Six consecutive Vodacom URC wins have done something previous Lions campaigns could never manage: handed Ivan van Rooyen's side complete control of their own playoff destiny heading into the most brutal fortnight of the season.

This is the shift that defines the Lions' 2025 campaign. For too long, the Johannesburg franchise operated as passengers — dependent on favourable results elsewhere, forever squinting at the standings and hoping other teams stumbled. Those days are gone. Van Rooyen has constructed a side that earns its own fortune, and the evidence is stacked in plain sight. Five home wins on the bounce, including a 54-12 demolition of Glasgow Warriors and a 54-17 dismantling of Edinburgh, followed by a composed 33-21 closing of Connacht last Saturday. This is not a team scraping results. This is a team building a body of work.

The architectural shift matters. Previous Lions seasons were reactive — chasing outcomes they couldn't directly influence, scrambling at the edges of playoff contention. Van Rooyen has flipped the script entirely. His side now enters the business end of the season knowing exactly what is required: perform, and the playoffs are theirs. That clarity is rare, and it has been earned through sustained, high-quality rugby over the past two months.

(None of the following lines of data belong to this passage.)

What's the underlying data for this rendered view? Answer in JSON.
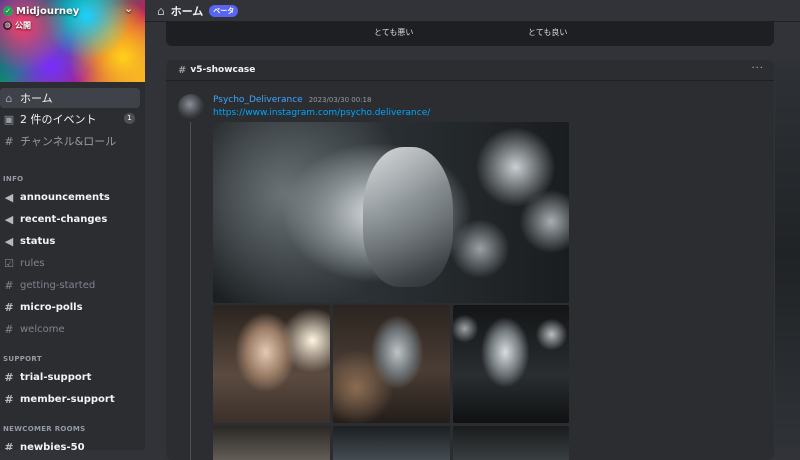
{
  "server": {
    "name": "Midjourney",
    "visibility": "公開",
    "verified_glyph": "✓",
    "chevron": "⌄"
  },
  "nav": {
    "home": {
      "icon": "⌂",
      "label": "ホーム"
    },
    "events": {
      "icon": "▣",
      "label": "2 件のイベント",
      "count": "1"
    },
    "channels_roles": {
      "icon": "#",
      "label": "チャンネル&ロール"
    }
  },
  "categories": {
    "info": "INFO",
    "support": "SUPPORT",
    "newcomer": "NEWCOMER ROOMS"
  },
  "channels": {
    "info": [
      {
        "icon": "📢",
        "name": "announcements",
        "state": "bright"
      },
      {
        "icon": "📢",
        "name": "recent-changes",
        "state": "bright"
      },
      {
        "icon": "📢",
        "name": "status",
        "state": "bright"
      },
      {
        "icon": "☑",
        "name": "rules",
        "state": "dim"
      },
      {
        "icon": "#",
        "name": "getting-started",
        "state": "dim"
      },
      {
        "icon": "#",
        "name": "micro-polls",
        "state": "bright"
      },
      {
        "icon": "#",
        "name": "welcome",
        "state": "dim"
      }
    ],
    "support": [
      {
        "icon": "#",
        "name": "trial-support",
        "state": "bright"
      },
      {
        "icon": "#",
        "name": "member-support",
        "state": "bright"
      }
    ],
    "newcomer": [
      {
        "icon": "#",
        "name": "newbies-50",
        "state": "bright"
      }
    ]
  },
  "topbar": {
    "icon": "⌂",
    "title": "ホーム",
    "badge": "ベータ"
  },
  "poll": {
    "left_label": "とても悪い",
    "right_label": "とても良い"
  },
  "post": {
    "channel_hash": "#",
    "channel": "v5-showcase",
    "more": "···",
    "author": "Psycho_Deliverance",
    "timestamp": "2023/03/30 00:18",
    "link": "https://www.instagram.com/psycho.deliverance/"
  },
  "colors": {
    "accent": "#5865f2",
    "link": "#00a8fc",
    "author": "#3ea6ff",
    "sidebar_bg": "#2b2d31",
    "main_bg": "#313338"
  }
}
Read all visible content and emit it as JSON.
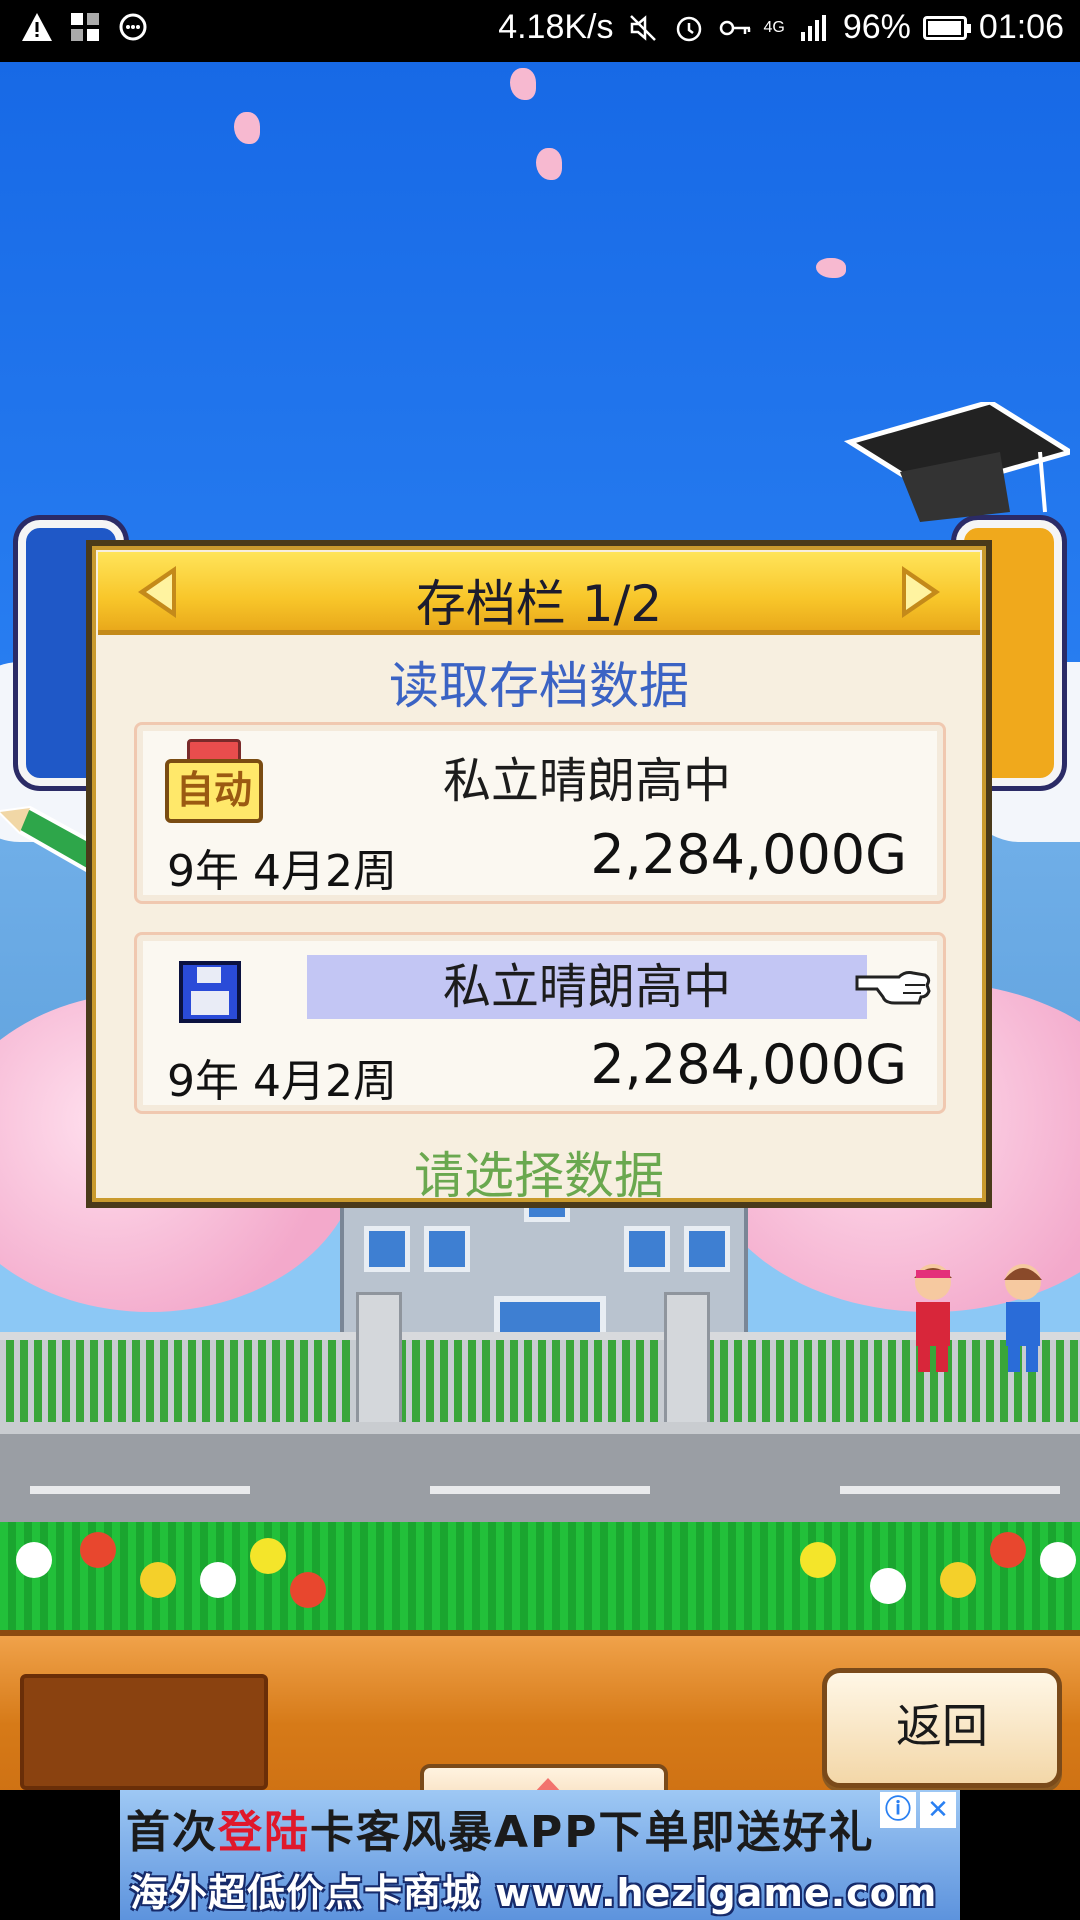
{
  "status_bar": {
    "network_speed": "4.18K/s",
    "signal_label": "4G",
    "battery": "96%",
    "battery_level": 0.96,
    "time": "01:06",
    "icons": [
      "warning-icon",
      "app-grid-icon",
      "chat-bubble-icon",
      "mute-icon",
      "alarm-icon",
      "key-icon",
      "signal-icon",
      "battery-icon"
    ]
  },
  "dialog": {
    "title": "存档栏  1/2",
    "subtitle": "读取存档数据",
    "slots": [
      {
        "type": "auto",
        "icon_label": "自动",
        "school": "私立晴朗高中",
        "date": "9年 4月2周",
        "money": "2,284,000G",
        "selected": false
      },
      {
        "type": "manual",
        "icon": "floppy-disk-icon",
        "school": "私立晴朗高中",
        "date": "9年 4月2周",
        "money": "2,284,000G",
        "selected": true
      }
    ],
    "footer": "请选择数据"
  },
  "bottom_panel": {
    "back_label": "返回",
    "up_icon": "up-triangle-icon"
  },
  "ad": {
    "line1_prefix": "首次",
    "line1_highlight": "登陆",
    "line1_rest": "卡客风暴APP下单即送好礼",
    "line2": "海外超低价点卡商城 www.hezigame.com",
    "info_icon": "ⓘ",
    "close_icon": "✕"
  },
  "colors": {
    "sky": "#1769e6",
    "header_gold": "#f8c62a",
    "subtitle_blue": "#3b63c4",
    "footer_green": "#6aa84f",
    "selected_highlight": "#c3c6f4",
    "panel_orange": "#d67a18"
  }
}
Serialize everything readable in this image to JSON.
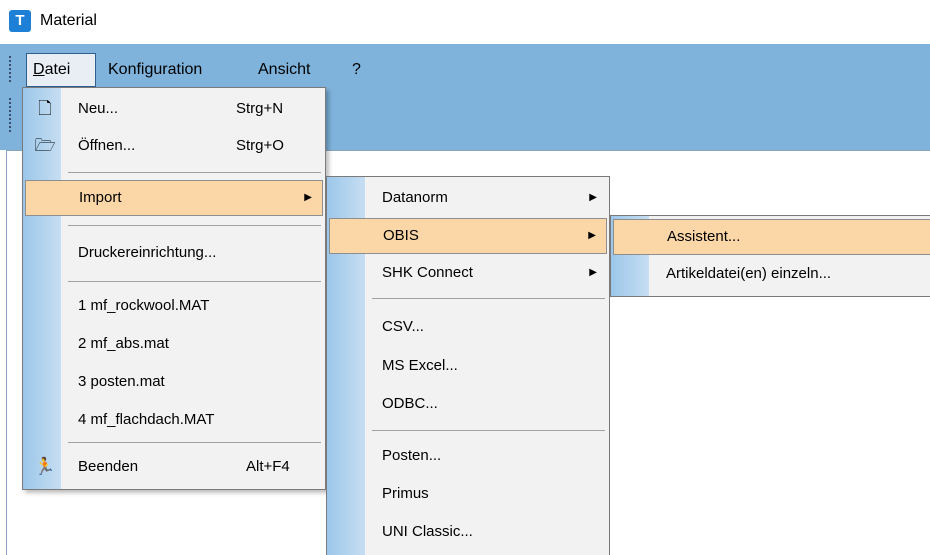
{
  "window": {
    "title": "Material"
  },
  "menubar": {
    "datei": "Datei",
    "konfiguration": "Konfiguration",
    "ansicht": "Ansicht",
    "help": "?"
  },
  "datei_menu": {
    "neu": "Neu...",
    "neu_shortcut": "Strg+N",
    "oeffnen": "Öffnen...",
    "oeffnen_shortcut": "Strg+O",
    "import": "Import",
    "druckereinrichtung": "Druckereinrichtung...",
    "recent_1": "1 mf_rockwool.MAT",
    "recent_2": "2 mf_abs.mat",
    "recent_3": "3 posten.mat",
    "recent_4": "4 mf_flachdach.MAT",
    "beenden": "Beenden",
    "beenden_shortcut": "Alt+F4"
  },
  "import_menu": {
    "datanorm": "Datanorm",
    "obis": "OBIS",
    "shk_connect": "SHK Connect",
    "csv": "CSV...",
    "ms_excel": "MS Excel...",
    "odbc": "ODBC...",
    "posten": "Posten...",
    "primus": "Primus",
    "uni_classic": "UNI Classic..."
  },
  "obis_menu": {
    "assistent": "Assistent...",
    "artikeldatei": "Artikeldatei(en) einzeln..."
  },
  "colors": {
    "menubar": "#7fb3dc",
    "highlight": "#fbd7a8",
    "menu_bg": "#f2f2f2"
  }
}
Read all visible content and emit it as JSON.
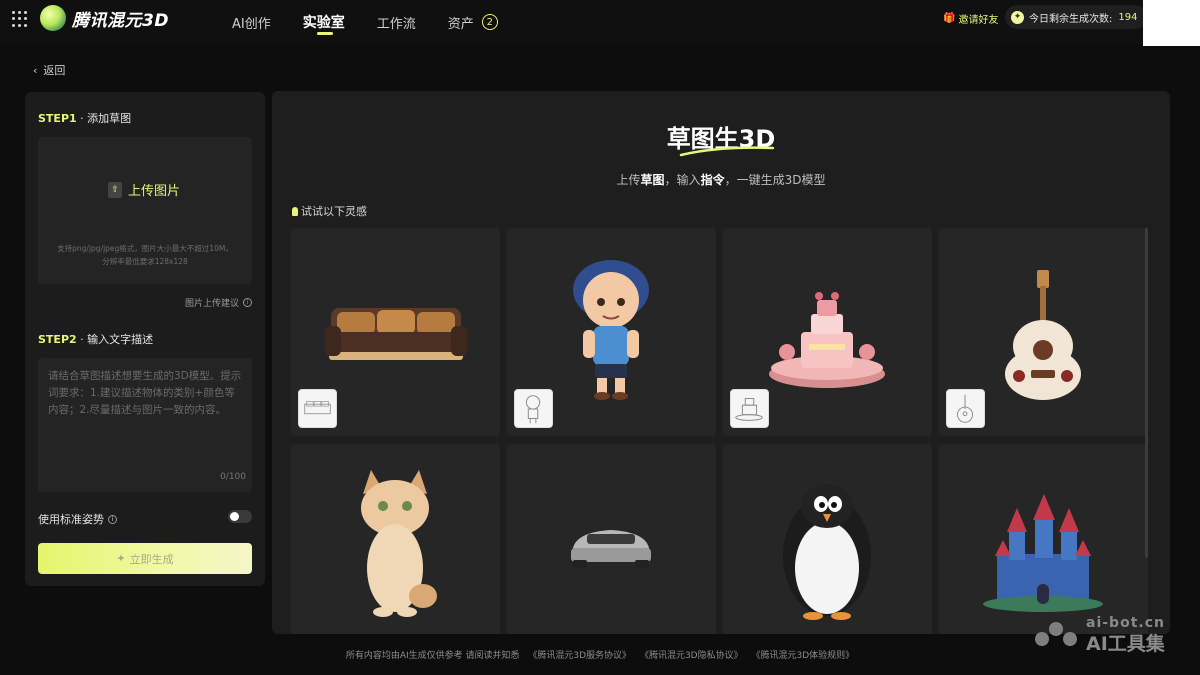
{
  "header": {
    "logo_text": "腾讯混元3D",
    "nav": [
      {
        "label": "AI创作",
        "active": false
      },
      {
        "label": "实验室",
        "active": true
      },
      {
        "label": "工作流",
        "active": false
      },
      {
        "label": "资产",
        "active": false
      }
    ],
    "asset_badge": "2",
    "invite_label": "邀请好友",
    "quota_label": "今日剩余生成次数:",
    "quota_value": "194"
  },
  "back_label": "返回",
  "left_panel": {
    "step1_prefix": "STEP1",
    "step1_label": "· 添加草图",
    "upload_label": "上传图片",
    "upload_hint_1": "支持png/jpg/jpeg格式，图片大小最大不超过10M，",
    "upload_hint_2": "分辨率最低要求128x128",
    "upload_suggest": "图片上传建议",
    "step2_prefix": "STEP2",
    "step2_label": "· 输入文字描述",
    "prompt_placeholder": "请结合草图描述想要生成的3D模型。提示词要求：1.建议描述物体的类别+颜色等内容；2.尽量描述与图片一致的内容。",
    "char_count": "0/100",
    "pose_label": "使用标准姿势",
    "pose_enabled": false,
    "generate_label": "立即生成"
  },
  "main": {
    "title": "草图生3D",
    "subtitle_1": "上传",
    "subtitle_b1": "草图",
    "subtitle_2": "，输入",
    "subtitle_b2": "指令",
    "subtitle_3": "，一键生成3D模型",
    "inspire_label": "试试以下灵感",
    "cards": [
      {
        "subject": "sofa-model"
      },
      {
        "subject": "boy-character-model"
      },
      {
        "subject": "cake-model"
      },
      {
        "subject": "guitar-model"
      },
      {
        "subject": "cat-model"
      },
      {
        "subject": "car-model"
      },
      {
        "subject": "penguin-model"
      },
      {
        "subject": "castle-model"
      }
    ]
  },
  "footer": {
    "text": "所有内容均由AI生成仅供参考 请阅读并知悉",
    "links": [
      "《腾讯混元3D服务协议》",
      "《腾讯混元3D隐私协议》",
      "《腾讯混元3D体验规则》"
    ]
  },
  "watermark": {
    "line1": "ai-bot.cn",
    "line2": "AI工具集"
  },
  "colors": {
    "accent": "#e8f578",
    "background": "#0d0d0d",
    "panel": "#1e1e1e"
  }
}
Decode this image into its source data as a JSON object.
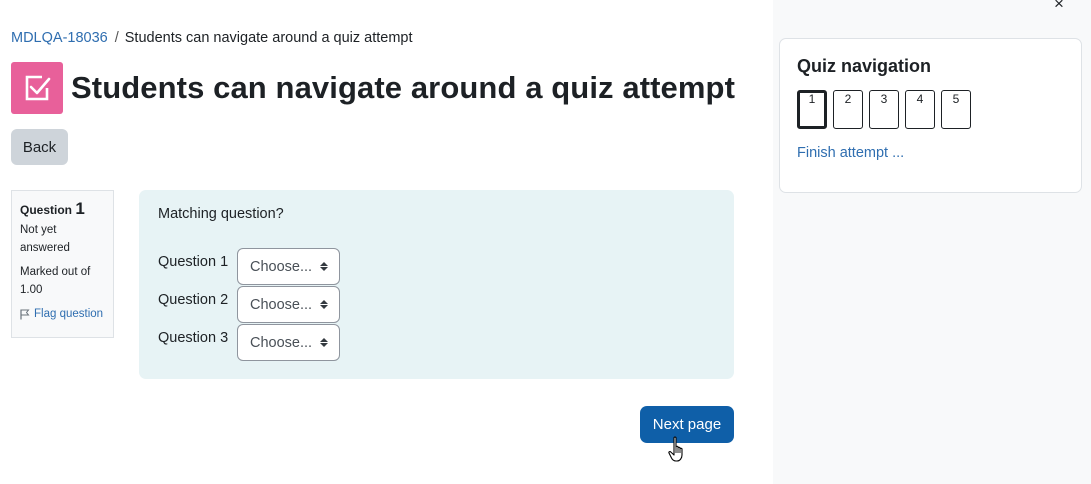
{
  "breadcrumb": {
    "course": "MDLQA-18036",
    "separator": "/",
    "current": "Students can navigate around a quiz attempt"
  },
  "header": {
    "title": "Students can navigate around a quiz attempt",
    "icon": "quiz-checkbox-icon",
    "icon_color": "#e8609a"
  },
  "back_label": "Back",
  "question_info": {
    "label": "Question",
    "number": "1",
    "state": "Not yet answered",
    "marks": "Marked out of 1.00",
    "flag_label": "Flag question"
  },
  "question": {
    "text": "Matching question?",
    "rows": [
      {
        "label": "Question 1",
        "selected": "Choose..."
      },
      {
        "label": "Question 2",
        "selected": "Choose..."
      },
      {
        "label": "Question 3",
        "selected": "Choose..."
      }
    ]
  },
  "next_label": "Next page",
  "drawer": {
    "close": "×",
    "nav_title": "Quiz navigation",
    "nav_buttons": [
      "1",
      "2",
      "3",
      "4",
      "5"
    ],
    "current_question": "1",
    "finish_label": "Finish attempt ..."
  },
  "colors": {
    "primary": "#0f5fa8",
    "link": "#2f6eb0",
    "question_bg": "#e7f3f5"
  }
}
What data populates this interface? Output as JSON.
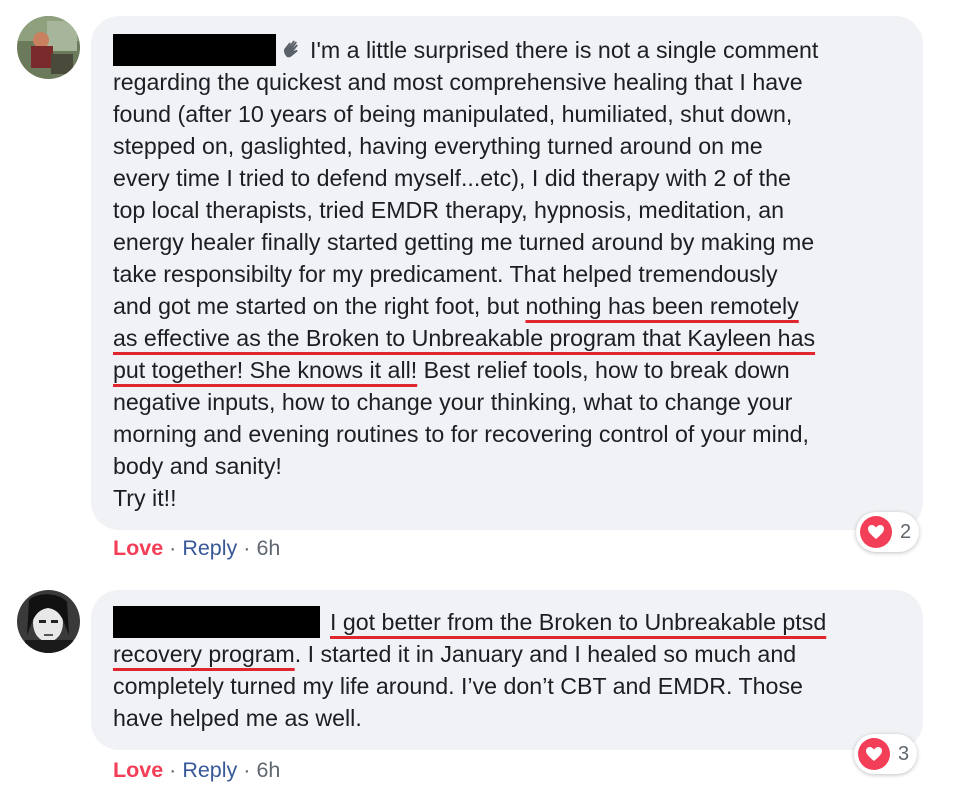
{
  "comments": [
    {
      "lines": [
        "I'm a little surprised there is not a single comment",
        "regarding the quickest and most comprehensive healing that I have",
        "found (after 10 years of being manipulated, humiliated, shut down,",
        "stepped on, gaslighted, having everything turned around on me",
        "every time I tried to defend myself...etc), I did therapy with 2 of the",
        "top local therapists, tried EMDR therapy, hypnosis, meditation, an",
        "energy healer finally started getting me turned around by making me",
        "take responsibilty for my predicament. That helped tremendously",
        "and got me started on the right foot, but ",
        "nothing has been remotely",
        "as effective as the Broken to Unbreakable program that Kayleen has",
        "put together! She knows it all!",
        " Best relief tools, how to break down",
        "negative inputs, how to change your thinking, what to change your",
        "morning and evening routines to for recovering control of your mind,",
        "body and sanity!",
        "Try it!!"
      ],
      "love_label": "Love",
      "sep": "·",
      "reply_label": "Reply",
      "time": "6h",
      "reaction_count": "2"
    },
    {
      "lines": [
        "I got better from the Broken to Unbreakable ptsd",
        "recovery program",
        ". I started it in January and I healed so much and",
        "completely turned my life around. I’ve don’t CBT and EMDR. Those",
        "have helped me as well."
      ],
      "love_label": "Love",
      "sep": "·",
      "reply_label": "Reply",
      "time": "6h",
      "reaction_count": "3"
    }
  ],
  "colors": {
    "love": "#f33e58",
    "reply": "#385898",
    "underline": "#e0272f",
    "bubble": "#f0f2f5"
  },
  "icons": [
    "waving-hand-icon",
    "heart-icon"
  ]
}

But the hardest tests arrive now. Leinster away on 9 May, then Munster away on 16 May — back-to-back fixtures in Ireland that will define everything. The Lions still carry scars from earlier in the campaign, a 17-52 thumping by the Bulls in January a reminder of what happens when standards drop. They cannot afford a repeat on Irish soil.

For Johannesburg supporters who have endured too many campaigns decided by circumstances beyond their team's control, this moment feels genuinely significant. The Lions are not asking for favours. Two away days in Ireland will reveal whether Van Rooyen's side can finish what they have started.